Photo Wisdom, Große Fotografen über ihr Werk von Lewis Blackwell


Es gibt große Bücher und es gibt großartige Bücher. Dieses Buch ist großartig – und groß. „Dieses Buch soll das hintergründige Wissen, ja die Weisheit offenbaren, die oftmals in Fotos stecken. Vergleichen Sie ruhig Fakten und Meinungen von Experten, prüfen Sie deren Gemeinsamkeiten und Unterschiede. So können Sie nicht nur die Wege der bekanntesten Fotografen verfolgen, sondern auch über ihren eigenen Weg nachdenken, den Sie möglicherweise einschlagen möchten.“

Diese Worte aus dem Vorwort von Lewis Blackbell zeigen, was das Buch leisten soll und auch leistet. Insgesamt werden 50 Fotografen und Fotografinnen durch Interviews und mit Fotos vorgestellt. Es ist ein Querschnitt durch viele Richtungen und Versuche der Fotografie.

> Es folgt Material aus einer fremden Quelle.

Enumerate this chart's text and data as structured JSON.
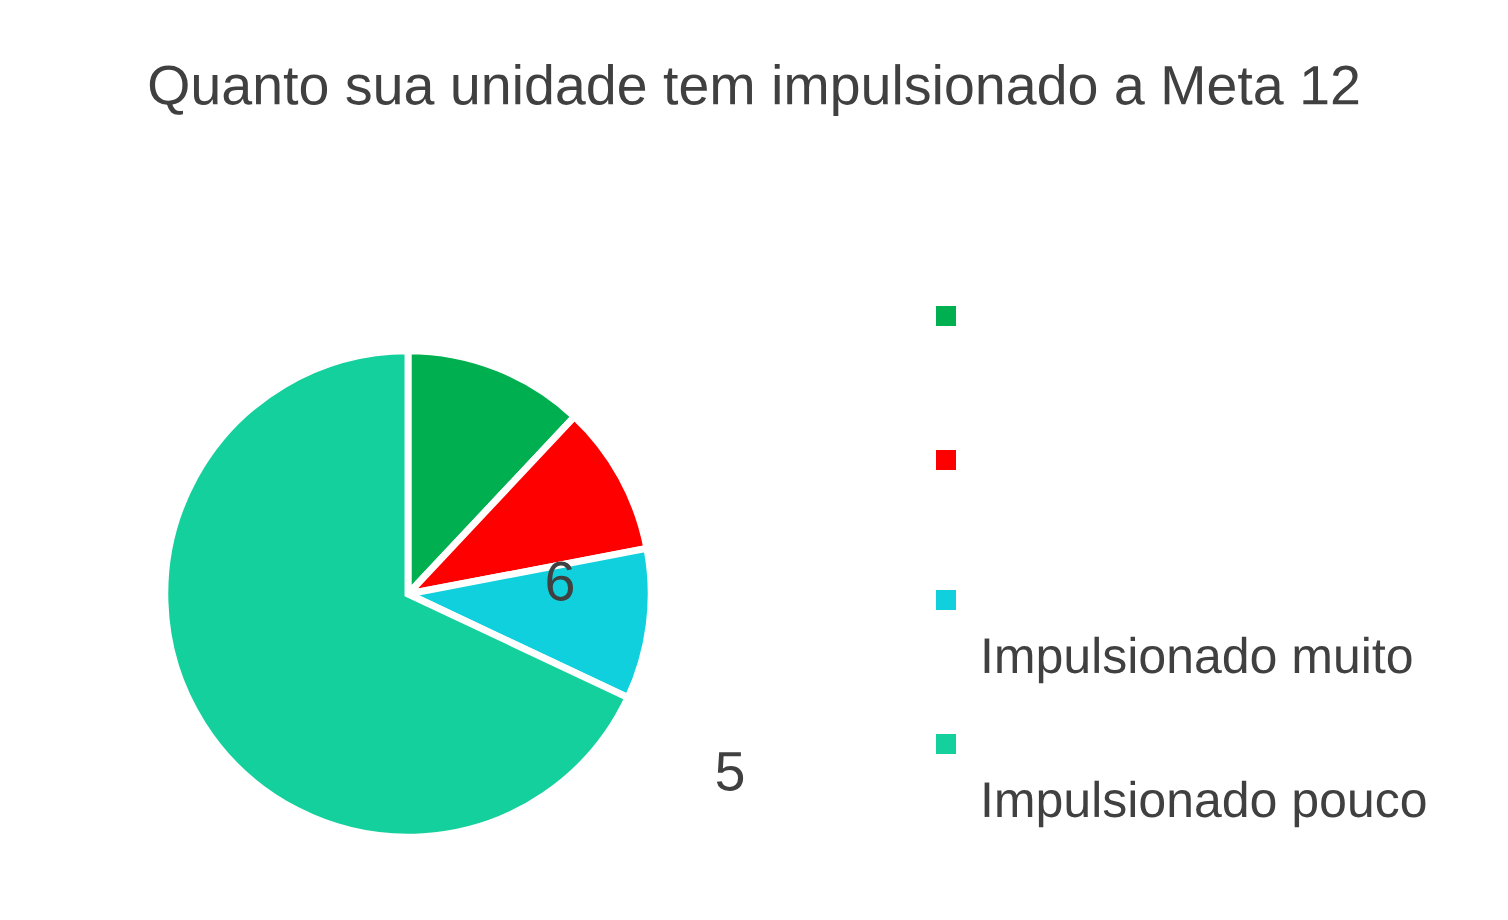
{
  "chart_data": {
    "type": "pie",
    "title": "Quanto sua unidade tem impulsionado a Meta 12",
    "categories": [
      null,
      null,
      "Impulsionado muito",
      "Impulsionado pouco"
    ],
    "values": [
      12,
      10,
      10,
      68
    ],
    "colors": [
      "#00b050",
      "#ff0000",
      "#0fd0dc",
      "#14d09c"
    ],
    "annotations": [
      "6",
      "5"
    ],
    "legend": "right"
  }
}
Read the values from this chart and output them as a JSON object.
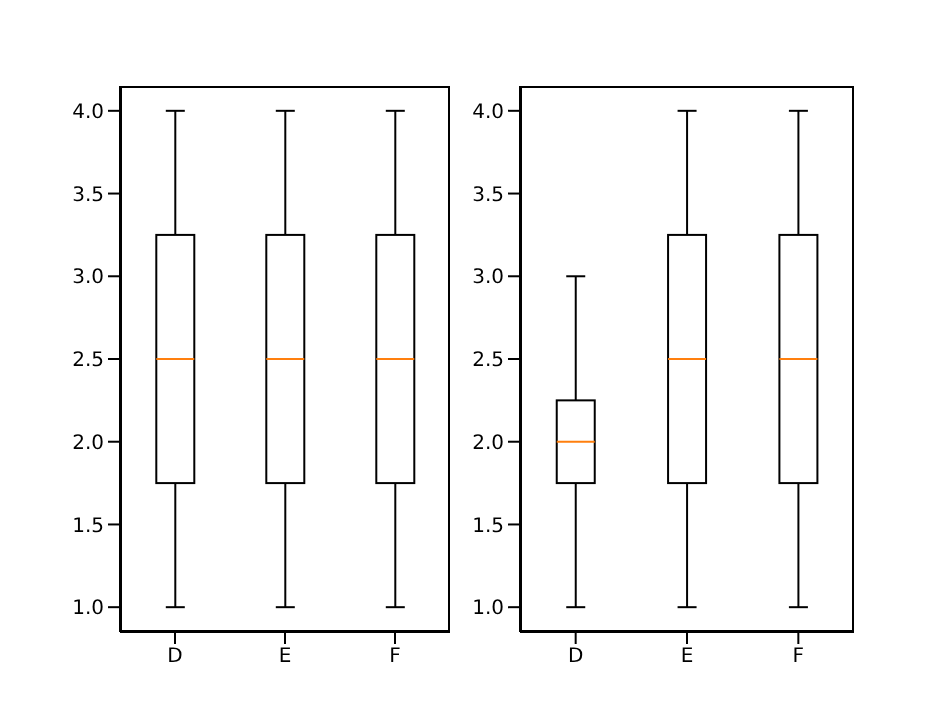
{
  "chart_data": [
    {
      "type": "box",
      "categories": [
        "D",
        "E",
        "F"
      ],
      "boxes": [
        {
          "low": 1,
          "q1": 1.75,
          "median": 2.5,
          "q3": 3.25,
          "high": 4
        },
        {
          "low": 1,
          "q1": 1.75,
          "median": 2.5,
          "q3": 3.25,
          "high": 4
        },
        {
          "low": 1,
          "q1": 1.75,
          "median": 2.5,
          "q3": 3.25,
          "high": 4
        }
      ],
      "ylim": [
        0.85,
        4.15
      ],
      "yticks": [
        {
          "value": 1,
          "label": "1.0"
        },
        {
          "value": 1.5,
          "label": "1.5"
        },
        {
          "value": 2,
          "label": "2.0"
        },
        {
          "value": 2.5,
          "label": "2.5"
        },
        {
          "value": 3,
          "label": "3.0"
        },
        {
          "value": 3.5,
          "label": "3.5"
        },
        {
          "value": 4,
          "label": "4.0"
        }
      ]
    },
    {
      "type": "box",
      "categories": [
        "D",
        "E",
        "F"
      ],
      "boxes": [
        {
          "low": 1,
          "q1": 1.75,
          "median": 2,
          "q3": 2.25,
          "high": 3
        },
        {
          "low": 1,
          "q1": 1.75,
          "median": 2.5,
          "q3": 3.25,
          "high": 4
        },
        {
          "low": 1,
          "q1": 1.75,
          "median": 2.5,
          "q3": 3.25,
          "high": 4
        }
      ],
      "ylim": [
        0.85,
        4.15
      ],
      "yticks": [
        {
          "value": 1,
          "label": "1.0"
        },
        {
          "value": 1.5,
          "label": "1.5"
        },
        {
          "value": 2,
          "label": "2.0"
        },
        {
          "value": 2.5,
          "label": "2.5"
        },
        {
          "value": 3,
          "label": "3.0"
        },
        {
          "value": 3.5,
          "label": "3.5"
        },
        {
          "value": 4,
          "label": "4.0"
        }
      ]
    }
  ]
}
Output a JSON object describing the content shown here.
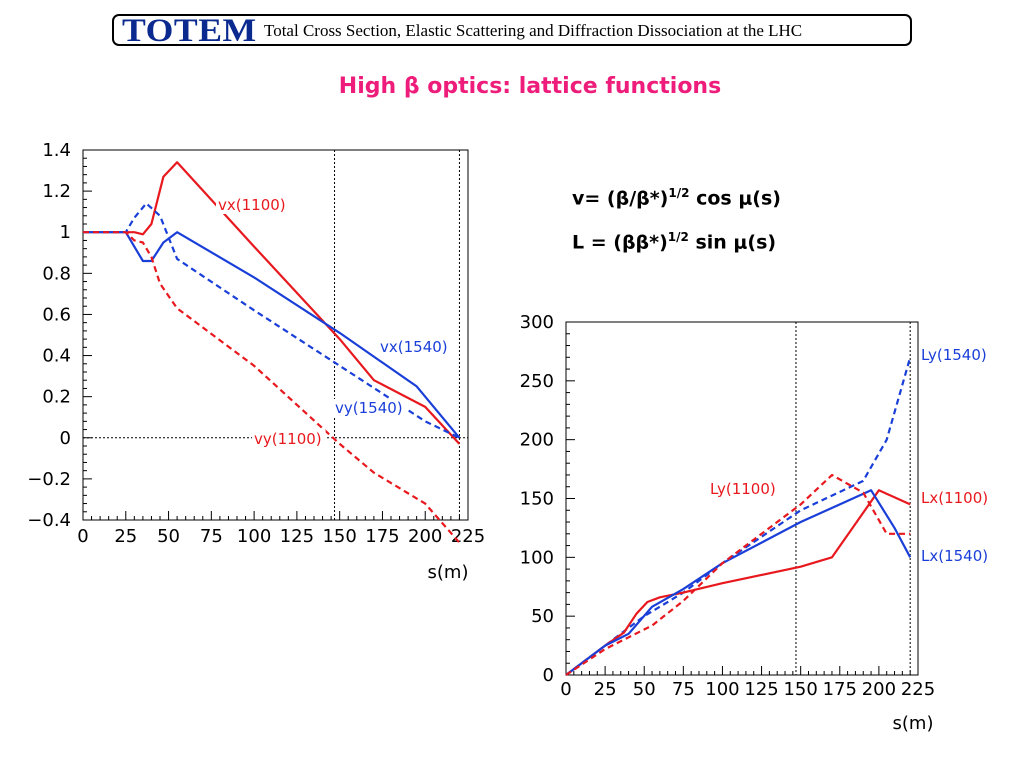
{
  "header": {
    "logo": "TOTEM",
    "subtitle": "Total Cross Section, Elastic Scattering and Diffraction Dissociation at the LHC"
  },
  "title": "High β optics: lattice functions",
  "formulas": [
    {
      "lhs": "v= (β/β*)",
      "sup": "1/2",
      "rhs": " cos μ(s)"
    },
    {
      "lhs": "L = (ββ*)",
      "sup": "1/2",
      "rhs": " sin μ(s)"
    }
  ],
  "chart_data": [
    {
      "type": "line",
      "xlabel": "s(m)",
      "ylabel": "",
      "xlim": [
        0,
        225
      ],
      "ylim": [
        -0.4,
        1.4
      ],
      "xticks": [
        "0",
        "25",
        "50",
        "75",
        "100",
        "125",
        "150",
        "175",
        "200",
        "225"
      ],
      "yticks": [
        "−0.4",
        "−0.2",
        "0",
        "0.2",
        "0.4",
        "0.6",
        "0.8",
        "1",
        "1.2",
        "1.4"
      ],
      "ytick_values": [
        -0.4,
        -0.2,
        0,
        0.2,
        0.4,
        0.6,
        0.8,
        1,
        1.2,
        1.4
      ],
      "vlines": [
        147,
        220
      ],
      "hline": 0,
      "series": [
        {
          "name": "vx(1100)",
          "color": "#e8191e",
          "dash": false,
          "x": [
            0,
            25,
            30,
            35,
            40,
            47,
            55,
            100,
            150,
            170,
            200,
            220
          ],
          "y": [
            1,
            1,
            1.0,
            0.99,
            1.04,
            1.27,
            1.34,
            0.93,
            0.48,
            0.28,
            0.15,
            -0.03
          ]
        },
        {
          "name": "vx(1540)",
          "color": "#1a3fd9",
          "dash": false,
          "x": [
            0,
            25,
            30,
            35,
            40,
            47,
            55,
            100,
            150,
            195,
            220
          ],
          "y": [
            1,
            1,
            0.93,
            0.86,
            0.86,
            0.95,
            1.0,
            0.78,
            0.51,
            0.25,
            0.0
          ]
        },
        {
          "name": "vy(1540)",
          "color": "#1a3fd9",
          "dash": true,
          "x": [
            0,
            25,
            30,
            37,
            45,
            55,
            100,
            150,
            200,
            220
          ],
          "y": [
            1,
            1,
            1.07,
            1.14,
            1.08,
            0.87,
            0.62,
            0.35,
            0.08,
            0.0
          ]
        },
        {
          "name": "vy(1100)",
          "color": "#e8191e",
          "dash": true,
          "x": [
            0,
            25,
            30,
            35,
            40,
            45,
            55,
            100,
            150,
            170,
            200,
            220
          ],
          "y": [
            1,
            1,
            0.96,
            0.95,
            0.88,
            0.75,
            0.63,
            0.35,
            -0.03,
            -0.17,
            -0.32,
            -0.51
          ]
        }
      ]
    },
    {
      "type": "line",
      "xlabel": "s(m)",
      "ylabel": "",
      "xlim": [
        0,
        225
      ],
      "ylim": [
        0,
        300
      ],
      "xticks": [
        "0",
        "25",
        "50",
        "75",
        "100",
        "125",
        "150",
        "175",
        "200",
        "225"
      ],
      "yticks": [
        "0",
        "50",
        "100",
        "150",
        "200",
        "250",
        "300"
      ],
      "ytick_values": [
        0,
        50,
        100,
        150,
        200,
        250,
        300
      ],
      "vlines": [
        147,
        220
      ],
      "series": [
        {
          "name": "Ly(1540)",
          "color": "#1a3fd9",
          "dash": true,
          "x": [
            0,
            25,
            40,
            50,
            75,
            100,
            150,
            190,
            205,
            220
          ],
          "y": [
            0,
            25,
            40,
            50,
            70,
            95,
            140,
            165,
            200,
            270
          ]
        },
        {
          "name": "Lx(1100)",
          "color": "#e8191e",
          "dash": false,
          "x": [
            0,
            25,
            37,
            45,
            52,
            60,
            75,
            100,
            150,
            170,
            200,
            220
          ],
          "y": [
            0,
            25,
            36,
            52,
            62,
            66,
            70,
            78,
            92,
            100,
            157,
            145
          ]
        },
        {
          "name": "Lx(1540)",
          "color": "#1a3fd9",
          "dash": false,
          "x": [
            0,
            25,
            40,
            55,
            75,
            100,
            150,
            195,
            210,
            220
          ],
          "y": [
            0,
            25,
            35,
            58,
            73,
            95,
            130,
            157,
            125,
            100
          ]
        },
        {
          "name": "Ly(1100)",
          "color": "#e8191e",
          "dash": true,
          "x": [
            0,
            25,
            40,
            55,
            75,
            100,
            150,
            170,
            190,
            205,
            220
          ],
          "y": [
            0,
            22,
            32,
            42,
            63,
            95,
            145,
            170,
            155,
            120,
            120
          ]
        }
      ]
    }
  ]
}
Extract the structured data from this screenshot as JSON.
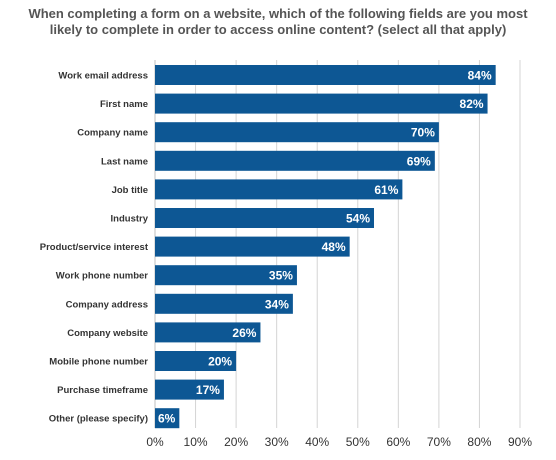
{
  "chart_data": {
    "type": "bar",
    "orientation": "horizontal",
    "title_lines": [
      "When completing a form on a website, which of the following fields are you most",
      "likely to complete in order to access online content? (select all that apply)"
    ],
    "categories": [
      "Work email address",
      "First name",
      "Company name",
      "Last name",
      "Job title",
      "Industry",
      "Product/service interest",
      "Work phone number",
      "Company address",
      "Company website",
      "Mobile phone number",
      "Purchase timeframe",
      "Other (please specify)"
    ],
    "values": [
      84,
      82,
      70,
      69,
      61,
      54,
      48,
      35,
      34,
      26,
      20,
      17,
      6
    ],
    "value_labels": [
      "84%",
      "82%",
      "70%",
      "69%",
      "61%",
      "54%",
      "48%",
      "35%",
      "34%",
      "26%",
      "20%",
      "17%",
      "6%"
    ],
    "xlim": [
      0,
      90
    ],
    "xticks": [
      0,
      10,
      20,
      30,
      40,
      50,
      60,
      70,
      80,
      90
    ],
    "xtick_labels": [
      "0%",
      "10%",
      "20%",
      "30%",
      "40%",
      "50%",
      "60%",
      "70%",
      "80%",
      "90%"
    ],
    "grid": true,
    "bar_color": "#0d5794",
    "grid_color": "#d4d4d4"
  }
}
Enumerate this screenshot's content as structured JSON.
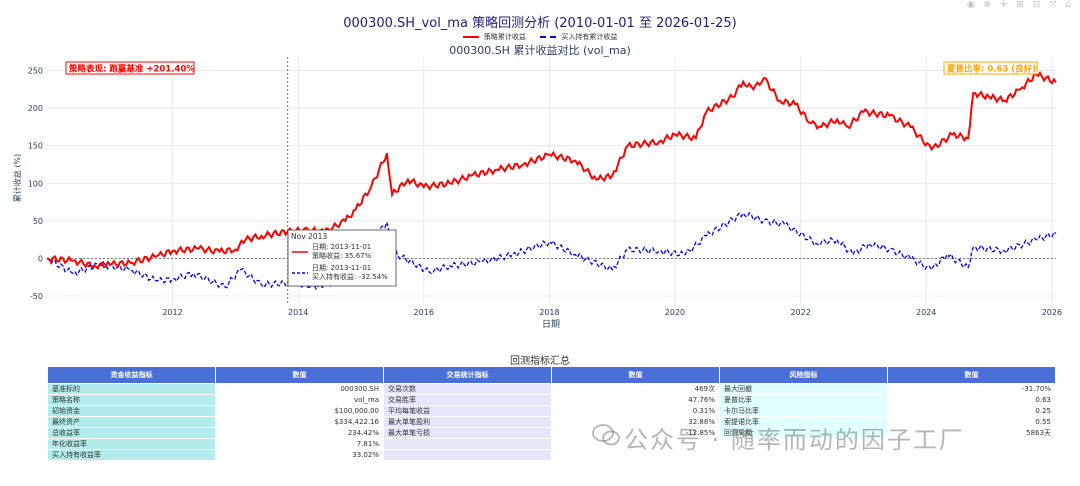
{
  "title": "000300.SH_vol_ma 策略回测分析 (2010-01-01 至 2026-01-25)",
  "modebar_icons": [
    "camera-icon",
    "zoom-icon",
    "pan-icon",
    "zoom-in-icon",
    "zoom-out-icon",
    "autoscale-icon",
    "reset-icon"
  ],
  "modebar_text": "◉ ⊕ ✛ ⊞ ⊟ ⤧ ⌂",
  "chart_data": {
    "type": "line",
    "title": "000300.SH 累计收益对比 (vol_ma)",
    "xlabel": "日期",
    "ylabel": "累计收益 (%)",
    "xlim": [
      "2010-01-01",
      "2026-01-25"
    ],
    "ylim": [
      -62,
      268
    ],
    "x_ticks": [
      "2012",
      "2014",
      "2016",
      "2018",
      "2020",
      "2022",
      "2024",
      "2026"
    ],
    "y_ticks": [
      -50,
      0,
      50,
      100,
      150,
      200,
      250
    ],
    "grid": true,
    "legend_position": "top-center",
    "zero_line": 0,
    "hover_date": "2013-11-01",
    "series": [
      {
        "name": "策略累计收益",
        "color": "#ff0000",
        "dash": "solid",
        "points": [
          [
            "2010-01-01",
            0
          ],
          [
            "2010-06-01",
            -3
          ],
          [
            "2010-10-01",
            -10
          ],
          [
            "2011-01-01",
            -8
          ],
          [
            "2011-05-01",
            -6
          ],
          [
            "2011-10-01",
            3
          ],
          [
            "2012-01-01",
            10
          ],
          [
            "2012-06-01",
            13
          ],
          [
            "2012-10-01",
            9
          ],
          [
            "2013-01-01",
            12
          ],
          [
            "2013-03-01",
            25
          ],
          [
            "2013-06-01",
            30
          ],
          [
            "2013-11-01",
            35.67
          ],
          [
            "2014-03-01",
            38
          ],
          [
            "2014-06-01",
            35
          ],
          [
            "2014-10-01",
            50
          ],
          [
            "2014-12-01",
            65
          ],
          [
            "2015-03-01",
            95
          ],
          [
            "2015-06-01",
            140
          ],
          [
            "2015-07-01",
            85
          ],
          [
            "2015-10-01",
            105
          ],
          [
            "2016-01-01",
            95
          ],
          [
            "2016-06-01",
            100
          ],
          [
            "2016-10-01",
            110
          ],
          [
            "2017-03-01",
            118
          ],
          [
            "2017-08-01",
            125
          ],
          [
            "2018-01-01",
            138
          ],
          [
            "2018-06-01",
            130
          ],
          [
            "2018-10-01",
            105
          ],
          [
            "2019-01-01",
            110
          ],
          [
            "2019-04-01",
            150
          ],
          [
            "2019-10-01",
            155
          ],
          [
            "2020-01-01",
            165
          ],
          [
            "2020-05-01",
            160
          ],
          [
            "2020-07-01",
            195
          ],
          [
            "2020-12-01",
            215
          ],
          [
            "2021-02-01",
            235
          ],
          [
            "2021-04-01",
            225
          ],
          [
            "2021-06-01",
            240
          ],
          [
            "2021-09-01",
            210
          ],
          [
            "2021-12-01",
            205
          ],
          [
            "2022-03-01",
            180
          ],
          [
            "2022-05-01",
            175
          ],
          [
            "2022-08-01",
            185
          ],
          [
            "2022-10-01",
            175
          ],
          [
            "2023-01-01",
            195
          ],
          [
            "2023-06-01",
            190
          ],
          [
            "2023-10-01",
            175
          ],
          [
            "2024-02-01",
            145
          ],
          [
            "2024-06-01",
            165
          ],
          [
            "2024-09-01",
            160
          ],
          [
            "2024-10-01",
            220
          ],
          [
            "2025-01-01",
            215
          ],
          [
            "2025-04-01",
            210
          ],
          [
            "2025-07-01",
            225
          ],
          [
            "2025-10-01",
            245
          ],
          [
            "2026-01-25",
            234.4
          ]
        ]
      },
      {
        "name": "买入持有累计收益",
        "color": "#0000ff",
        "dash": "dashed",
        "points": [
          [
            "2010-01-01",
            0
          ],
          [
            "2010-06-01",
            -20
          ],
          [
            "2010-11-01",
            -8
          ],
          [
            "2011-05-01",
            -15
          ],
          [
            "2011-10-01",
            -30
          ],
          [
            "2012-01-01",
            -28
          ],
          [
            "2012-05-01",
            -20
          ],
          [
            "2012-11-01",
            -38
          ],
          [
            "2013-02-01",
            -15
          ],
          [
            "2013-06-01",
            -35
          ],
          [
            "2013-11-01",
            -32.54
          ],
          [
            "2014-06-01",
            -38
          ],
          [
            "2014-10-01",
            -20
          ],
          [
            "2015-01-01",
            5
          ],
          [
            "2015-06-01",
            48
          ],
          [
            "2015-08-01",
            5
          ],
          [
            "2016-02-01",
            -18
          ],
          [
            "2016-06-01",
            -10
          ],
          [
            "2016-12-01",
            -5
          ],
          [
            "2017-06-01",
            5
          ],
          [
            "2018-01-01",
            22
          ],
          [
            "2018-06-01",
            5
          ],
          [
            "2019-01-01",
            -15
          ],
          [
            "2019-04-01",
            12
          ],
          [
            "2019-10-01",
            10
          ],
          [
            "2020-03-01",
            5
          ],
          [
            "2020-07-01",
            30
          ],
          [
            "2021-02-01",
            60
          ],
          [
            "2021-06-01",
            50
          ],
          [
            "2021-10-01",
            45
          ],
          [
            "2022-04-01",
            20
          ],
          [
            "2022-08-01",
            25
          ],
          [
            "2022-11-01",
            5
          ],
          [
            "2023-02-01",
            20
          ],
          [
            "2023-06-01",
            12
          ],
          [
            "2023-10-01",
            0
          ],
          [
            "2024-02-01",
            -15
          ],
          [
            "2024-05-01",
            5
          ],
          [
            "2024-09-01",
            -12
          ],
          [
            "2024-10-01",
            15
          ],
          [
            "2025-04-01",
            10
          ],
          [
            "2025-10-01",
            25
          ],
          [
            "2026-01-25",
            33.02
          ]
        ]
      }
    ],
    "annotations": {
      "left": "策略表现: 跑赢基准 +201.40%",
      "right": "夏普比率: 0.63 (良好)"
    },
    "tooltip": {
      "header": "Nov 2013",
      "line1": "日期: 2013-11-01",
      "line2": "策略收益: 35.67%",
      "line3": "日期: 2013-11-01",
      "line4": "买入持有收益: -32.54%"
    }
  },
  "table": {
    "title": "回测指标汇总",
    "headers": [
      "资金收益指标",
      "数值",
      "交易统计指标",
      "数值",
      "风险指标",
      "数值"
    ],
    "rows": [
      [
        "基准标的",
        "000300.SH",
        "交易次数",
        "469次",
        "最大回撤",
        "-31.70%"
      ],
      [
        "策略名称",
        "vol_ma",
        "交易胜率",
        "47.76%",
        "夏普比率",
        "0.63"
      ],
      [
        "初始资金",
        "$100,000.00",
        "平均每笔收益",
        "0.31%",
        "卡尔马比率",
        "0.25"
      ],
      [
        "最终资产",
        "$334,422.16",
        "最大单笔盈利",
        "32.88%",
        "索提诺比率",
        "0.55"
      ],
      [
        "总收益率",
        "234.42%",
        "最大单笔亏损",
        "-12.85%",
        "回测周期",
        "5863天"
      ],
      [
        "年化收益率",
        "7.81%",
        "",
        "",
        "",
        ""
      ],
      [
        "买入持有收益率",
        "33.02%",
        "",
        "",
        "",
        ""
      ]
    ]
  },
  "watermark": "公众号 · 随率而动的因子工厂"
}
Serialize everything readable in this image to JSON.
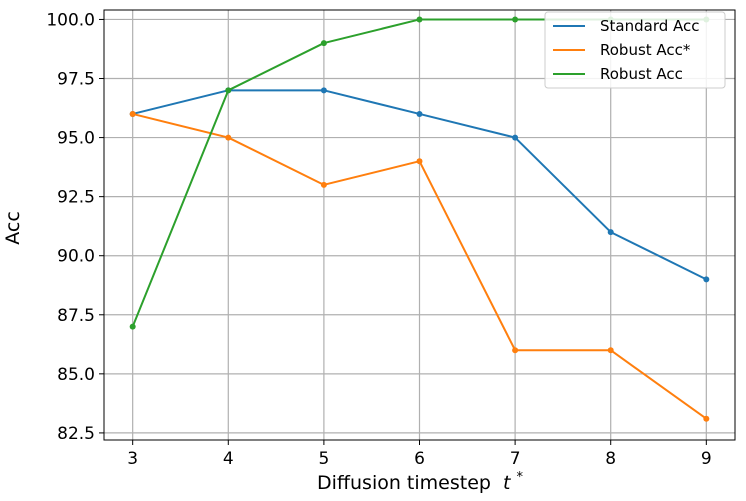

„Wir sind Fotografen voller Zweifel. Als wir anfingen, arbeiteten wir eher traditionell – wir verstanden uns als Dokumentaristen, die gesellschaftskritische Dokumentarfotografie produzierten. Wir glaubten an die Möglichkeit der Fotografie. Aber auf unserem Weg begannen wir den Glauben zu verlieren. Jedes Mal, wenn jemand fotografiert wird, gibt es ein verstecktes Versprechen. Er oder sie hofft, dass das Fotografiertwerden das eigene Leid irgenwie lindern wird. Wir können dieses Versprechen nicht erfüllen… Wir haben zu Beginn nicht selbst fotografiert. Wir haben vielmehr über Bilder nachgedacht, und diese betrachtet. Beide haben wir nie Fotografie studiert, sondern haben Abschlüsse in Philosophie und Soziologie. Als Herausgeber des Magazins Colors haben wir zum ersten Mal zusammengearbeitet, so begann unser Wissen über die Welt und die Fotografie – eher durch Betrachten und Nachdenken als durch Machen.“

So schildern Adam Broomberg und Oliver Chanarin, die bekannt wurden als Herausgeber der Benetton Zeitschrift, ihren Ansatz und ihren Weg zur Fotografie. Als Foto findet sich im Buch dann eine Fotografie von einem Baumblatt und die Unterschrift „Ficus religiosa, Tel Aviv, Israel. Als sich der 16-jährige Palästinenser Aamer Alfar auf einem Tel Aviver Markt am 1. November 2004 in die Lunft sprengte, wurde dieses Blatt von der Wucht der Explosion auf den Boden geschleudert. Vollkommen kahle Bäume sind in der Umgebung solcher Anschläge ein gewohnter Anblick.“

Die nächsten Fotografen sind Adam Fuss, Albert Watson, Ami Vitale und Andrew Zuckerman, dessen Portraits von Tieren und Menschen aus jeder Ablichtung eine individuelle Persönlichkeit machen. Arno Rafael Minkkinen und Art Wolfe, Chuck Close aber auch David LaChapelle haben hier ihren Platz. LaChapelle inszeniert Fotos, die wirken wie große Bilder aus früheren Epochen, manchmal ein bißchen übersät mit zu schönen Menschen wie ich finde, aber das gehört auch dazu.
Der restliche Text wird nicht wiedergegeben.